A wealthy businessman, who was well known for being ruthless and unethical, told Mark Twain that before he died, he wanted to make a pilgrimage to the Holy Land. He said that when he got there he wanted to climb to the top of Mount Sinai, where Moses received the Ten Commandments, and there read the Ten Commandments aloud at the top. “I have a better idea,” replied Twain, in his typical wit, “You could stay in Boston and keep them.”
I believe that Jesus would have preferred that he stay in Boston and keep the commandments as well. But we always prefer some great religious experience to the routine of obedience. We would like some mountaintop emotion rather than actually showing the evidence of a changed life. I have known many people over the years who talked a lot about some spiritual encounter they have had, but never showed much evidence of it when it came to the way they lived, their ethics and the manner in which they treated other people. For Jesus, the proof of whether or not a person had encountered God was in whether or not the fruit of their lives gave evidence of such an encounter. If there was no fruit, the religious experience, no matter how meaningful at the time, did not amount to much. In other words, you may have gone to the altar and been “saved” at some point in your life, been baptized, joined the church, worked in the church, believe the Bible cover to cover — even the cover, avoided most of what people consider to be the major sins, but if there is no fruit of a transformed heart and changed character, it doesn’t mean a thing.

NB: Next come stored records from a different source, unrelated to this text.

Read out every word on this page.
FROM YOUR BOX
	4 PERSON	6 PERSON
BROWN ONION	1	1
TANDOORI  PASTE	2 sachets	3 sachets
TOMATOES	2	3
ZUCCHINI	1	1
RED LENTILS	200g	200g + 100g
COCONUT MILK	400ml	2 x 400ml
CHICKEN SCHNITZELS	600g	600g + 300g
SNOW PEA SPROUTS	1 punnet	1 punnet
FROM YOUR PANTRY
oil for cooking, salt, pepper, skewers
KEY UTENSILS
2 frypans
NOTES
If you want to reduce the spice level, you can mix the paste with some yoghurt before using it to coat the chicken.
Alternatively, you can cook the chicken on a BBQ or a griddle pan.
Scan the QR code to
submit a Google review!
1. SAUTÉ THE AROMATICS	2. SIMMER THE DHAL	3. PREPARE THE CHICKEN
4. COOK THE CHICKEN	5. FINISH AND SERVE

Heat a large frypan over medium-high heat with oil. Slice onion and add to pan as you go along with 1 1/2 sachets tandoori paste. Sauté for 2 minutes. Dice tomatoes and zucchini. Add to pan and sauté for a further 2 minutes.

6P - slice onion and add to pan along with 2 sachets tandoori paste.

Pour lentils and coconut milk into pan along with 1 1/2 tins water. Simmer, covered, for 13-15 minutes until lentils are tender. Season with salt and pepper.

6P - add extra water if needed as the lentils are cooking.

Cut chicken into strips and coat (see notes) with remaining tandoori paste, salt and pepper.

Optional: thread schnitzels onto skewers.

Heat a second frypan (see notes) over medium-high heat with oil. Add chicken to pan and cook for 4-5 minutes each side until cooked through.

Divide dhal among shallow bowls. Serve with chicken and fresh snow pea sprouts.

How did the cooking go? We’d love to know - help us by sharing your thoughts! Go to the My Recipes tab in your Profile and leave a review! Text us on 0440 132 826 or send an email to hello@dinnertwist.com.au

Paul talked about the fruit of the Spirit, which he said was: “love, joy, peace, patience, kindness, goodness, faithfulness, gentleness and self-control” (Galatians 5:22-23). I have known a lot of people who wanted to be leaders in the church, and so they worked hard, volunteered, were willing to serve on every committee that came along, but who were mean, surly, argumentative, divisive and critical. They showed no fruit of the Spirit at all, but people dismissed their behavior because they either worked hard in the church or gave money.
I have been amazed at the story coming out about the BTK killer. BTK stands for Bind, Torture and Kill, an acronym that 60-year-old Dennis Rader gave to himself after killing 10 people, starting in the 1970’s. (PPT:Here is how he looked in his arrest photo, and here is how he looked in his church suit as he walked into court in his church suit.) He was a city employee, scout leader and the chairman of his local church council, where he and his wife had been members for 30 years. He was a leader in the church, even though his neighbors described him as, “a bully who measured grass with a ruler and who would lure dogs from a fenced yard so he could catch them.” He taunted police with word puzzles, sadistic poems and letters about the murders. He wrote to the local media saying, “How many people do I have to kill before I get my name in the newspaper?”
What were the people of this church thinking? They tolerated a wolf in sheep’s clothing! How did that church become so duped by someone so evil? Because they refused to look at the fruit of his life — his relationships with others, , his bullying and his domineering, controlling spirit — all because he was active in the church and a hard worker. There are many people who mouth the name of Jesus but who do not do what Jesus said.